9 Responses to “30th March 2011”

  1. R J Says:

    two old and tired ( but also TRUE ) thoughts come to mind……………..

    ” you can say that again ”
    “aint it the truth “

  2. John Says:

    I know this poor 14 year old morman boy that spends his days home schooled, in seminary school, boy scouts, family events of all kinds and wasting what free time he has reading countless books on the great morman cult. His IQ must be over 140 however he is as dumb as a box of rocks when asked about something real. What a waste…

  3. GreatEighthSin Says:

    Very, very true and well put.

    @John “Everybody is a genius. But if you judge a fish by its ability to climb a tree, it will live its whole life believing that it is stupid.” – Albert Einstein

    “A fool knows himself to be wise, a wise man knows he is a fool.” – Shakespeare

    Just because he fails in one aspect, does not mean he is failing in others. 14 is a very young age to be drawing some nearly psychic premonition about his future. One of two things can happen after he turns 18, reality will hit him in the face and he will retreat back to his book, or reality will hit him in the face and he will go out looking for his own answers, no matter the pain.

  4. Jezebel Says:

    Membership of any religious group seems to entail leaving one’s brain at the door or, at least, putting it into ‘park’.

  5. Dan Says:

    “Spiritual suicide”? That makes it sound as though something precious has been forsaken. Nothing could be further from the truth though….

  6. The Heretic Says:

    Who said that spirituality requires a deity? The grandeur of nature works for me. Further, who said that all who are religious are not intellectual? They are merely blind to other possibilities in one area. All encompassing judgments and labels don’t help the dialogue. And there needs to be one. One not tainted by name-calling.

  7. Jeff Says:

    I am an atheist, formerly married to a Quaker, whose son received his high school education at the hands of Jesuits, due to a lack of reasonable options for his particular situation (read 200+ IQ). I used to have some rather interesting conversations with the Jesuit who was the President of his school. We used to laugh, that he knew I was going to hell, while I knew he had no hope of reaching heaven.

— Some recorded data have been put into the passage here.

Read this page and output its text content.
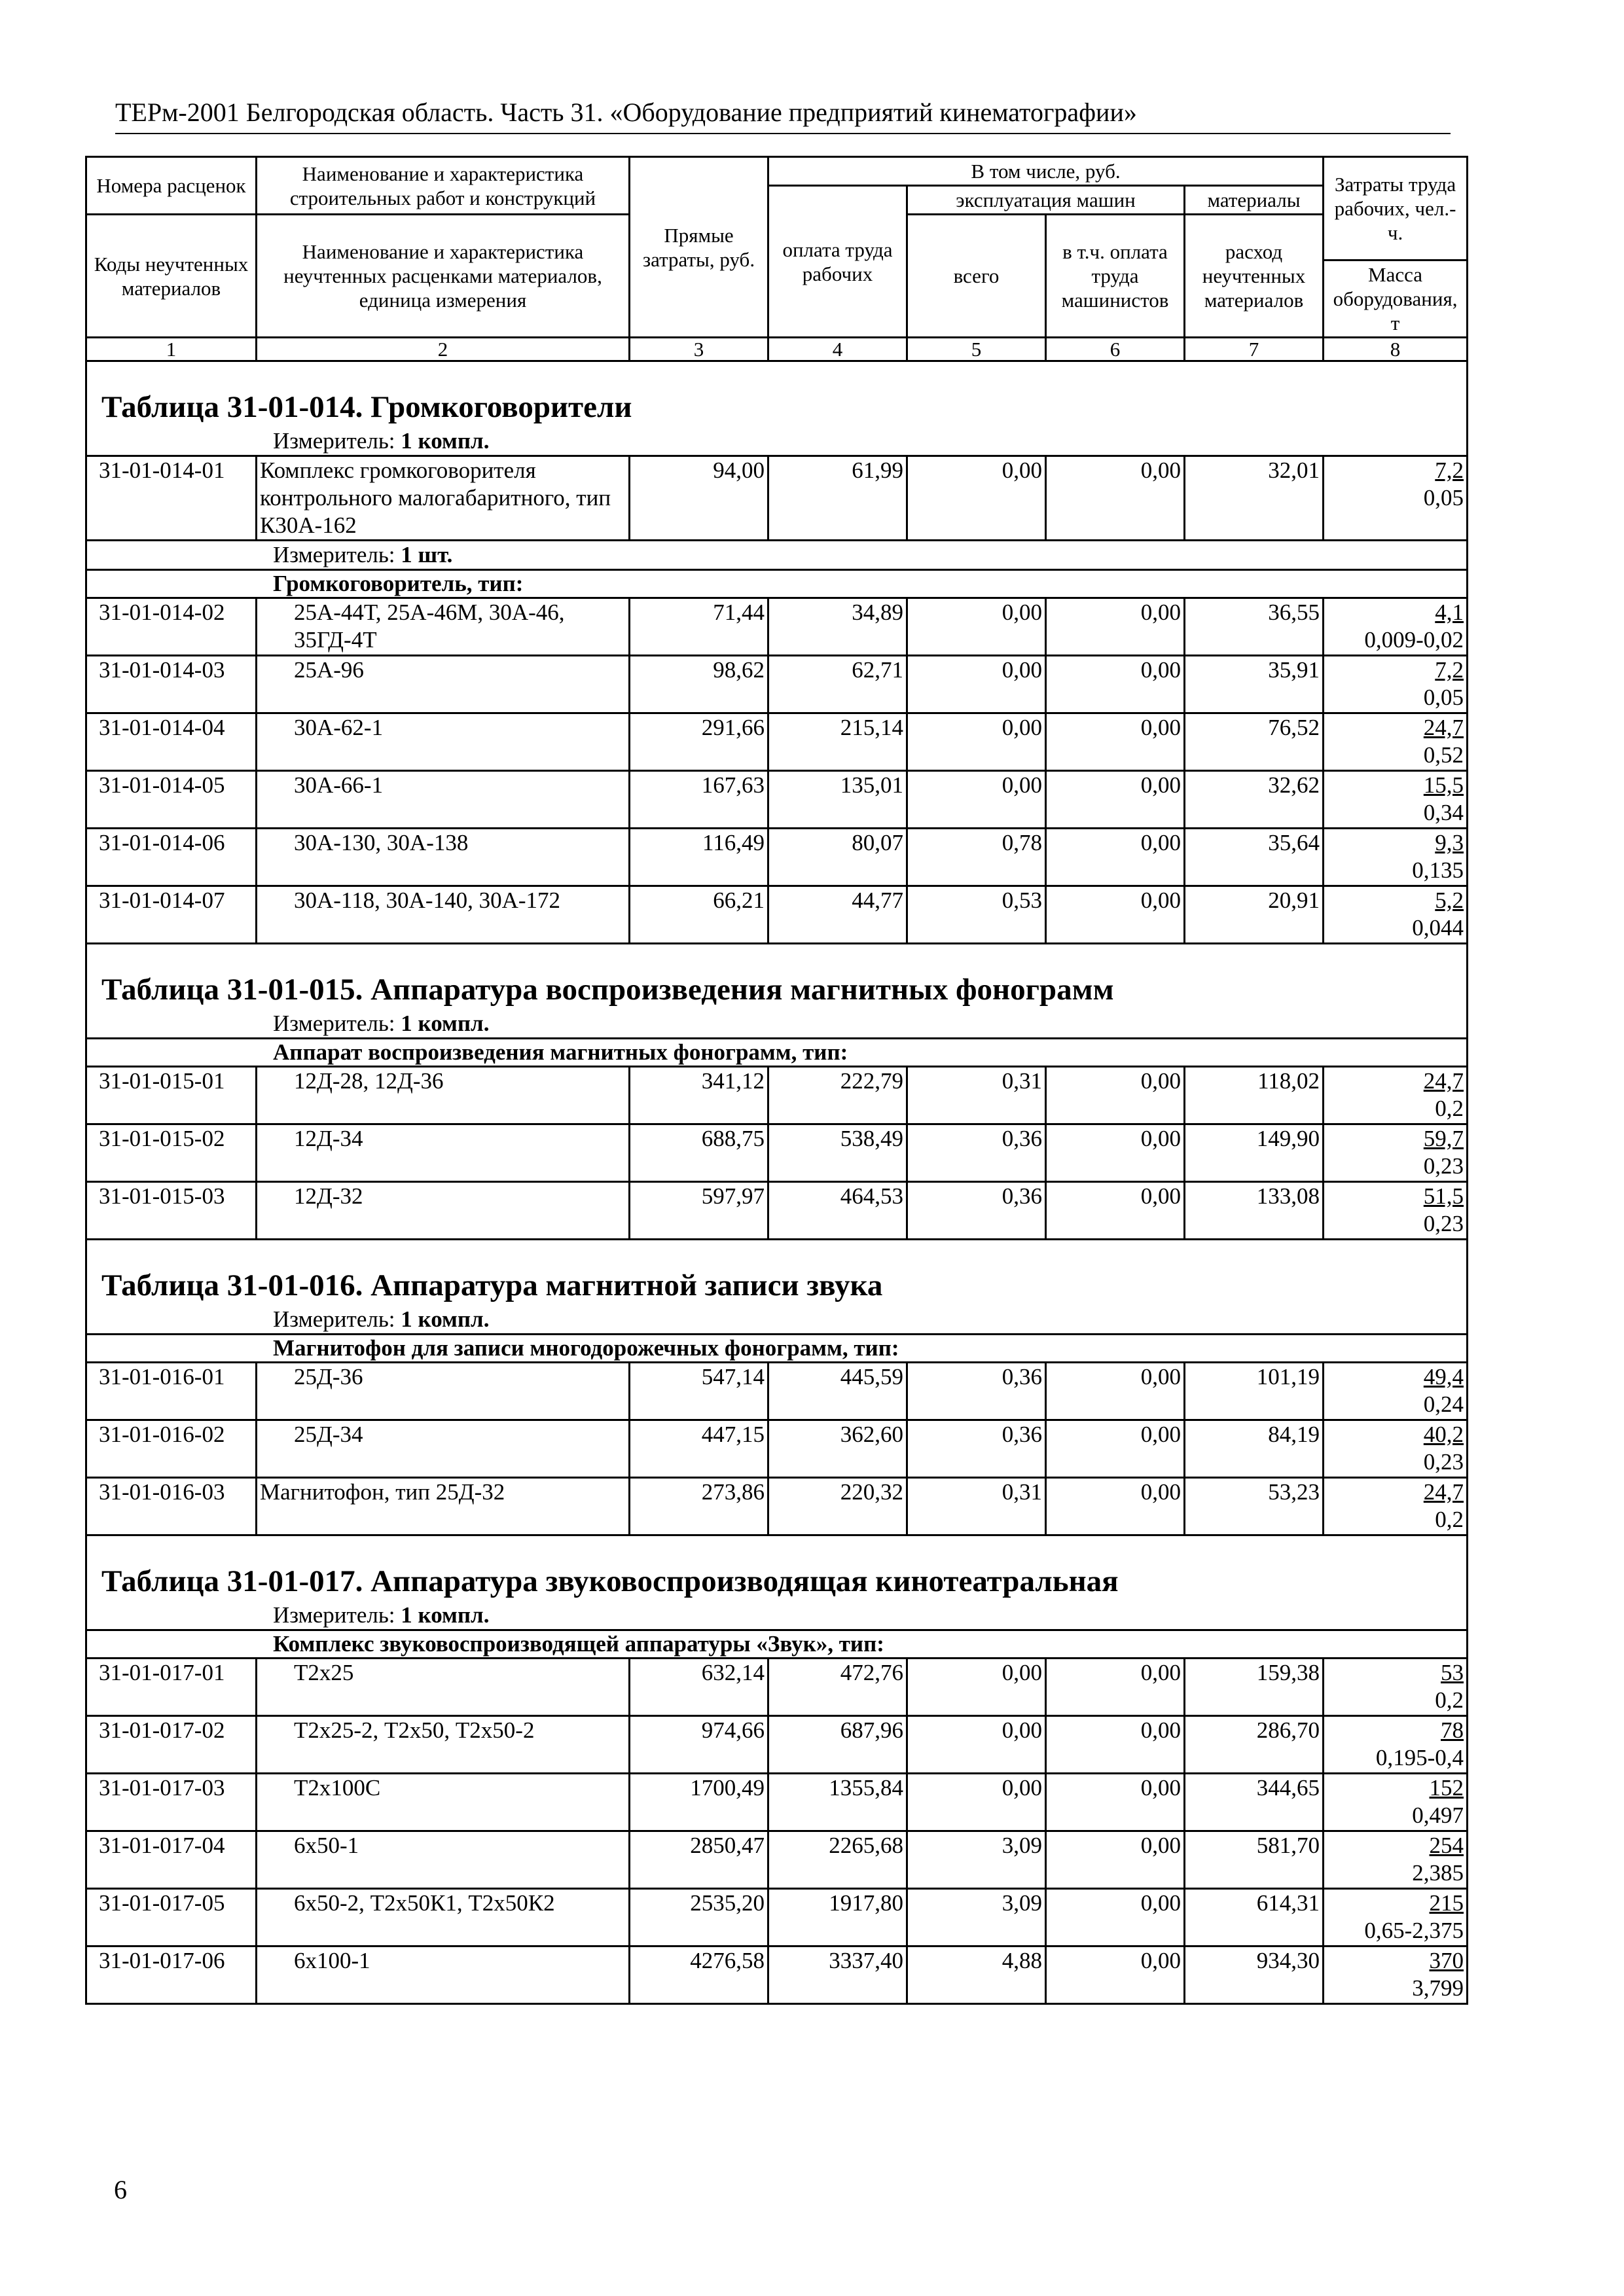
ТЕРм-2001 Белгородская область. Часть 31. «Оборудование предприятий кинематографии»
Номера расценок	Наименование и характеристика строительных работ и конструкций	Прямые затраты, руб.	В том числе, руб.				Затраты труда рабочих, чел.-ч.
			оплата труда рабочих	эксплуатация машин		материалы	
Коды неучтенных материалов	Наименование и характеристика неучтенных расценками материалов, единица измерения			всего	в т.ч. оплата труда машинистов	расход неучтенных материалов	
							Масса оборудования, т
1	2	3	4	5	6	7	8
Таблица 31-01-014. Громкоговорители							
Измеритель: 1 компл.							
31-01-014-01	Комплекс громкоговорителя контрольного малогабаритного, тип К30А-162	94,00	61,99	0,00	0,00	32,01	7,2
0,05

Измеритель: 1 шт.							
Громкоговоритель, тип:							
31-01-014-02	25А-44Т, 25А-46М, 30А-46, 35ГД-4Т	71,44	34,89	0,00	0,00	36,55	4,1
0,009-0,02

31-01-014-03	25А-96	98,62	62,71	0,00	0,00	35,91	7,2
0,05

31-01-014-04	30А-62-1	291,66	215,14	0,00	0,00	76,52	24,7
0,52

31-01-014-05	30А-66-1	167,63	135,01	0,00	0,00	32,62	15,5
0,34

31-01-014-06	30А-130, 30А-138	116,49	80,07	0,78	0,00	35,64	9,3
0,135

31-01-014-07	30А-118, 30А-140, 30А-172	66,21	44,77	0,53	0,00	20,91	5,2
0,044

Таблица 31-01-015. Аппаратура воспроизведения магнитных фонограмм							
Измеритель: 1 компл.							
Аппарат воспроизведения магнитных фонограмм, тип:							
31-01-015-01	12Д-28, 12Д-36	341,12	222,79	0,31	0,00	118,02	24,7
0,2

31-01-015-02	12Д-34	688,75	538,49	0,36	0,00	149,90	59,7
0,23

31-01-015-03	12Д-32	597,97	464,53	0,36	0,00	133,08	51,5
0,23

Таблица 31-01-016. Аппаратура магнитной записи звука							
Измеритель: 1 компл.							
Магнитофон для записи многодорожечных фонограмм, тип:							
31-01-016-01	25Д-36	547,14	445,59	0,36	0,00	101,19	49,4
0,24

31-01-016-02	25Д-34	447,15	362,60	0,36	0,00	84,19	40,2
0,23

31-01-016-03	Магнитофон, тип 25Д-32	273,86	220,32	0,31	0,00	53,23	24,7
0,2

Таблица 31-01-017. Аппаратура звуковоспроизводящая кинотеатральная							
Измеритель: 1 компл.							
Комплекс звуковоспроизводящей аппаратуры «Звук», тип:							
31-01-017-01	Т2х25	632,14	472,76	0,00	0,00	159,38	53
0,2

31-01-017-02	Т2х25-2, Т2х50, Т2х50-2	974,66	687,96	0,00	0,00	286,70	78
0,195-0,4

31-01-017-03	Т2х100С	1700,49	1355,84	0,00	0,00	344,65	152
0,497

31-01-017-04	6х50-1	2850,47	2265,68	3,09	0,00	581,70	254
2,385

31-01-017-05	6х50-2, Т2х50К1, Т2х50К2	2535,20	1917,80	3,09	0,00	614,31	215
0,65-2,375

31-01-017-06	6х100-1	4276,58	3337,40	4,88	0,00	934,30	370
3,799
6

    The reason the Jesuits were chosen, from among several possibilities (all of which were less expensive) is that when I first came into their school, the first plaque I saw on the wall honored the prior years inductees into the National Honors Society, and despite the fact that their football program holds 10 Div I state titles and 1 national title over the last 20 years, the banners between their field house and gym celebrate Jesuits with Nobel Prizes, not sports titles. The Jesuit love of learning is what leads to them produce more Catholic heretics than all the other religious orders combined.

    While I have always disagreed with them on religious matters, I respect what they have given my son – the gift of a superb education which taught him that he can learn anything, and the ability to hold contradictions to be as valuable as agreements. While decrying their seeming inability respect others opinions on anything beyond an individual basis, we must respect their accomplishments and their positive contributions as well – keeping the flame of learning alive in Europe when it had gone out all around them.

  8. Atheist MC Says:

    Interesting perspective. I wonder how typical that Jesuit president is. I suspect that many intellectuals within the church system are as atheist as they come as religion (at least in it’s more ridiculous incarnations) doesn’t stand up to critical thought. There may be more subversives inside, than snipers outside. I’d like to think so.

  9. Jeff Says:

    Actually, he was quite typical, and not only of the Jesuits, but of the Catholic clergy in general. In fact, there is a saying which regularly makes the rounds within the clergy: A parishioner is a person who has found God, a priest is one in constant search of Him.

    The Jesuits are unique, in that they are each required to have a field of study outside Divinity BEFORE they even begin to study for the priesthood. Just a single example from my son’s school. His freshman English teacher (Composition and Grammar) held twin doctorates in English Lit and Linguistics, and was the general editor of the book from which the course was taught.